The purpose of the Developmental Research Program (DRP) is to fund promising projects by investigators whose current work may not focus exclusively on HCC, but who propose highly innovative translational studies of HCC that could become full SPORE projects or compete successfully for funding outside of the SPORE. The DRP provides a unique venue for making available significant financial support, and for demonstrating active institutional support, through a program that is rapidly responsive to new ideas or initiatives. Moreover, this program is rooted in a spirit of collaboration espoused by the SPORE investigators, who have an extensive track-record of bringing investigators from other disciplines into HCC research. The strength of the Developmental Research Program rests in its ability to make available financial support needed to access all the critical expertise and resources within the entire SPORE. This will allow us to develop collaborative, multi-investigator, multi-institutional research projects with the support of innovative, investigator-initiated projects that have the potential to flourish into reliable and productive translational research projects that make a path from basic and/or population research projects into research focused on human clinical specimens/patient populations.

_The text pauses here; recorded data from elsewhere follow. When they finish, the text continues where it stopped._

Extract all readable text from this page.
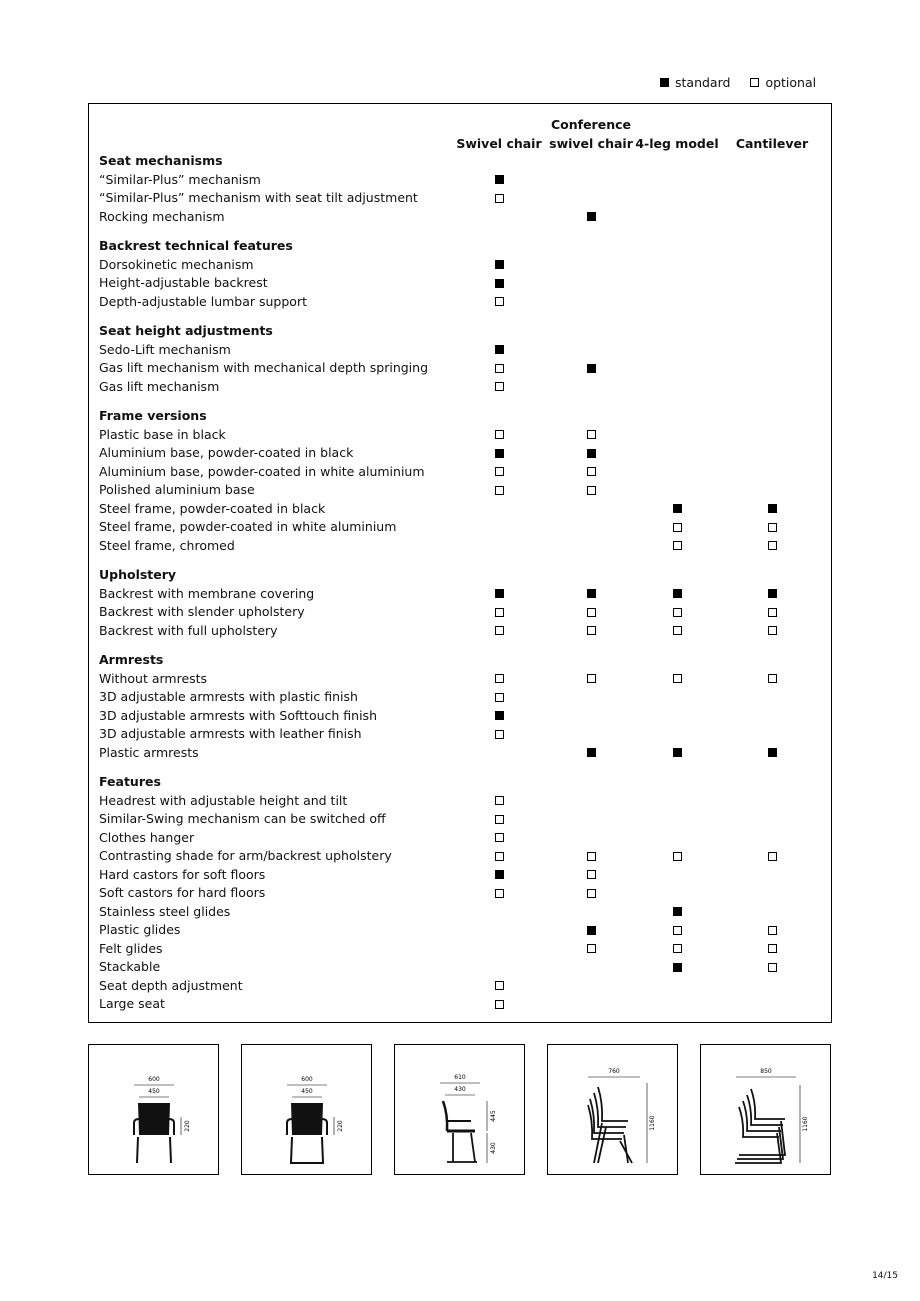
standard	optional
Swivel chair
Conference
swivel chair 4-leg model	Cantilever
Seat mechanisms
“Similar-Plus” mechanism
“Similar-Plus” mechanism with seat tilt adjustment
Rocking mechanism
Backrest technical features
Dorsokinetic mechanism
Height-adjustable backrest
Depth-adjustable lumbar support
Seat height adjustments
Sedo-Lift mechanism
Gas lift mechanism with mechanical depth springing
Gas lift mechanism
Frame versions
Plastic base in black
Aluminium base, powder-coated in black
Aluminium base, powder-coated in white aluminium
Polished aluminium base
Steel frame, powder-coated in black
Steel frame, powder-coated in white aluminium
Steel frame, chromed
Upholstery
Backrest with membrane covering
Backrest with slender upholstery
Backrest with full upholstery
Armrests
Without armrests
3D adjustable armrests with plastic finish
3D adjustable armrests with Softtouch finish
3D adjustable armrests with leather finish
Plastic armrests
Features
Headrest with adjustable height and tilt
Similar-Swing mechanism can be switched off
Clothes hanger
Contrasting shade for arm/backrest upholstery
Hard castors for soft floors
Soft castors for hard floors
Stainless steel glides
Plastic glides
Felt glides
Stackable
Seat depth adjustment
Large seat
600
450
220
600
450
220
610
430
445
430
760
1160
850
1160
14/15
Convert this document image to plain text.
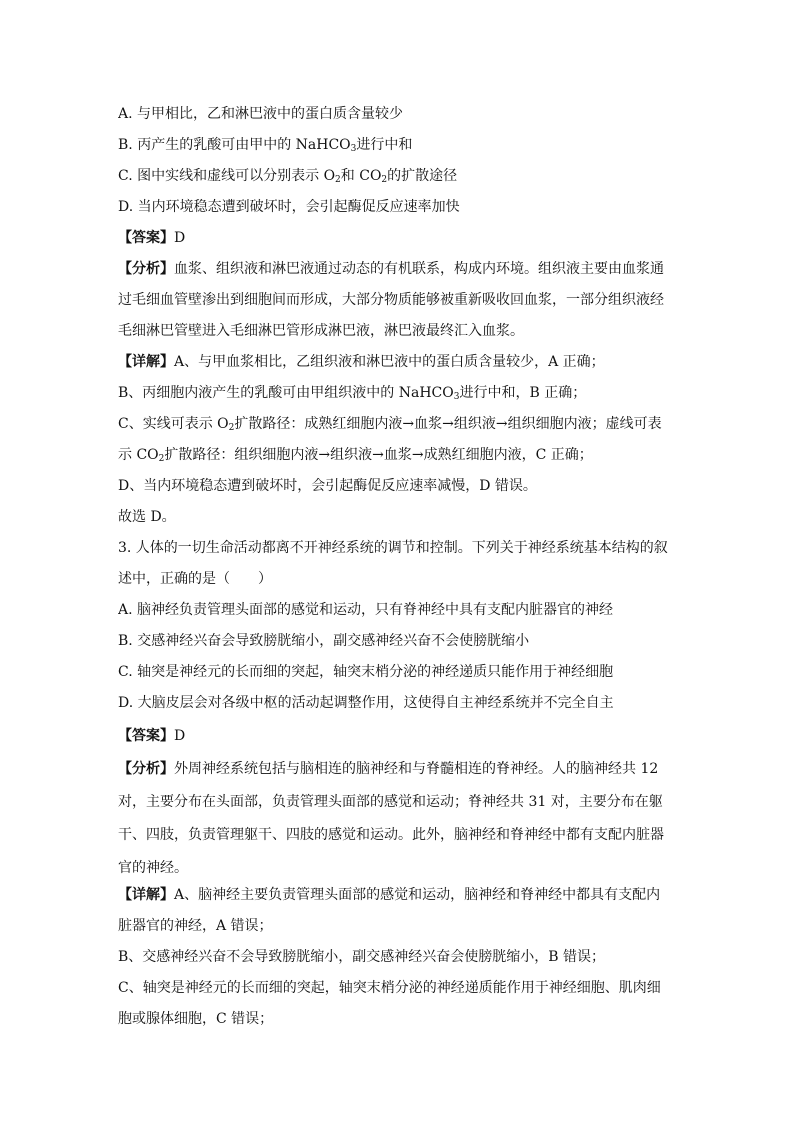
A. 与甲相比，乙和淋巴液中的蛋白质含量较少
B. 丙产生的乳酸可由甲中的 NaHCO$_3$进行中和
C. 图中实线和虚线可以分别表示 $O_2$和 $CO_2$的扩散途径
D. 当内环境稳态遭到破坏时，会引起酶促反应速率加快
【答案】D
【分析】血浆、组织液和淋巴液通过动态的有机联系，构成内环境。组织液主要由血浆通
过毛细血管壁渗出到细胞间而形成，大部分物质能够被重新吸收回血浆，一部分组织液经
毛细淋巴管壁进入毛细淋巴管形成淋巴液，淋巴液最终汇入血浆。
【详解】A、与甲血浆相比，乙组织液和淋巴液中的蛋白质含量较少，A 正确；
B、丙细胞内液产生的乳酸可由甲组织液中的 NaHCO$_3$进行中和，B 正确；
C、实线可表示 $O_2$扩散路径：成熟红细胞内液→血浆→组织液→组织细胞内液；虚线可表
示 $CO_2$扩散路径：组织细胞内液→组织液→血浆→成熟红细胞内液，C 正确；
D、当内环境稳态遭到破坏时，会引起酶促反应速率减慢，D 错误。
故选 D。
3. 人体的一切生命活动都离不开神经系统的调节和控制。下列关于神经系统基本结构的叙
述中，正确的是（　　）
A. 脑神经负责管理头面部的感觉和运动，只有脊神经中具有支配内脏器官的神经
B. 交感神经兴奋会导致膀胱缩小，副交感神经兴奋不会使膀胱缩小
C. 轴突是神经元的长而细的突起，轴突末梢分泌的神经递质只能作用于神经细胞
D. 大脑皮层会对各级中枢的活动起调整作用，这使得自主神经系统并不完全自主
【答案】D
【分析】外周神经系统包括与脑相连的脑神经和与脊髓相连的脊神经。人的脑神经共 12
对，主要分布在头面部，负责管理头面部的感觉和运动；脊神经共 31 对，主要分布在躯
干、四肢，负责管理躯干、四肢的感觉和运动。此外，脑神经和脊神经中都有支配内脏器
官的神经。
【详解】A、脑神经主要负责管理头面部的感觉和运动，脑神经和脊神经中都具有支配内
脏器官的神经，A 错误；
B、交感神经兴奋不会导致膀胱缩小，副交感神经兴奋会使膀胱缩小，B 错误；
C、轴突是神经元的长而细的突起，轴突末梢分泌的神经递质能作用于神经细胞、肌肉细
胞或腺体细胞，C 错误；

Career Enhancement Program

Program Directors:
James C Yao, MD
Randy L Johnson, PhD

The Career Enhancement Program (CEP) is to use the resources at the MD Anderson Cancer Center to train exceptional young investigators in the early detection, prevention, and treatment of HCC, with the hope that their research will reduce the mortality from this disease. The intent of each CEP award is to prepare the selected scientists to become international leaders in academic research relevant to HCC. The most promising young investigators will be identified, mentored through an individualized clinical and laboratory development plan, trained in grant and manuscript writing and in developing leadership skills. Awardees will be required to attend all SPORE meetings and one national meeting where they can interact with liver cancer scholars and HCC SPORE leaders. Awardees will also be required to present their research at the annual SPORE conference and, if possible, to submit the results of their project for publication. Past awardees will be invited to all SPORE events and encouraged to apply for funding in the area of research developed under the CEP and to keep seeking advice from the SPORE leaders to further develop their careers.